The first suggestion you had was the only work-around I could find myself, so guess I'll keep with that wonky work-around.
I suppose there's no way to add more channels to the machiniste samples? Gotta make a bunch of boxes per-'instrument', for a larger range of notes, yes?
You shouldn't pitch a sample beyond 1 octave so one Machiniste per instrument is typically enough.
We know this is not satisfying. A good sampler is hard to develop and to implement but among our missing devices it has top priority.
No, unfortunately you can't add more slots to a Machiniste. But 9 slots give you more than an octave if you're working with a diatonic scale. As @chordofdestruction said, this is enough for most good melodies. And, depending on your melody, you might not need every note, allowing you to cover a wider range. The Pitch knob gives you a range of +/- 2 octaves. If you use the second method, you could theoretically have 100 different pitches spread over 2 octaves using a single slot.
I don't mean to revive a seemingly dead thread but is this still true a year later? Would be nice ;)
yes.
There is a way but it's almost more janky than setting up the multi sample pitch shift. if you right click and show software keyboard you can hit record and then play the keyboard by hand. I can't seem to edit the not pattern afterword's so it's very finicky that way.

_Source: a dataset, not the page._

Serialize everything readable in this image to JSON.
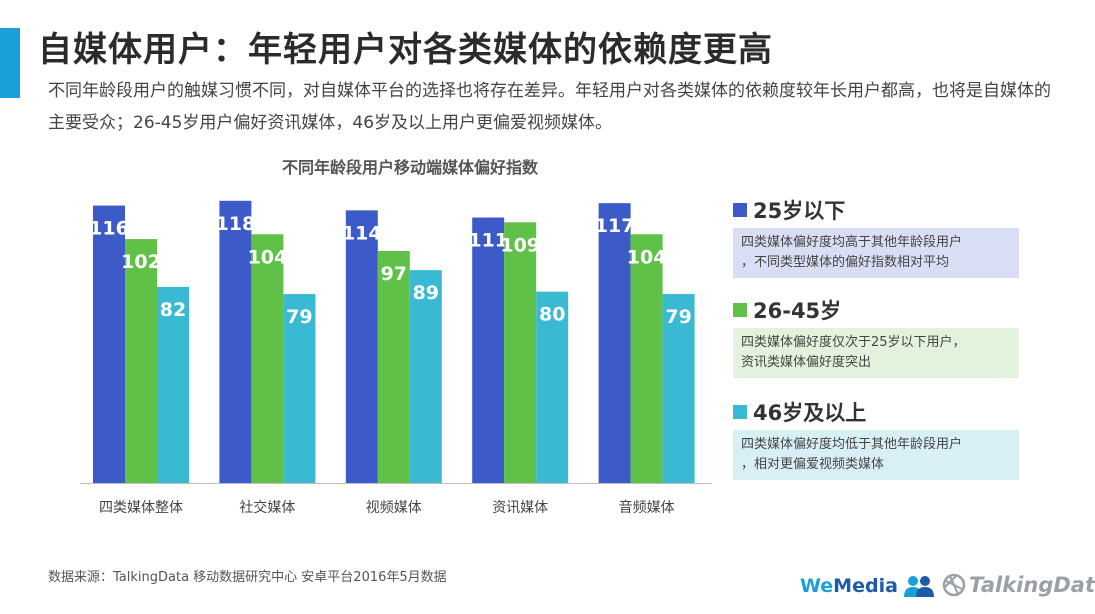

oops, nevermind , I was in pencil mode by accident, you can absolutely edit the note pattern. the other odd quirk is it only let's you get one octave out of the sample but if you load in another sample and pitch it down or up an octave that pretty much solves that issue, just more things to juggle.
okay one more very cool thing about this because it doesn't have to be a bunch of the same samples in the Machiniste, you can load multiple intruments and by choosing which sample if firing you can have one machine that now handles a bunch of instruments. granted if you try polyphonic stuff by having two samples play at once you can have both samples play at time but you can't give each it's own note track. this kinda feels like a chiptune machine the way i've set it up.
ok i'm embarrsed, you were right the first time, you have to do the pitch shift to the sample and load it a bunch. but at least with the note pattern it makes it a bit easier to arrange a melody. oh well, I really thought I was onto something.
what was the way to do it?
im trying to do the same thing rn. is there a new way to do it or no?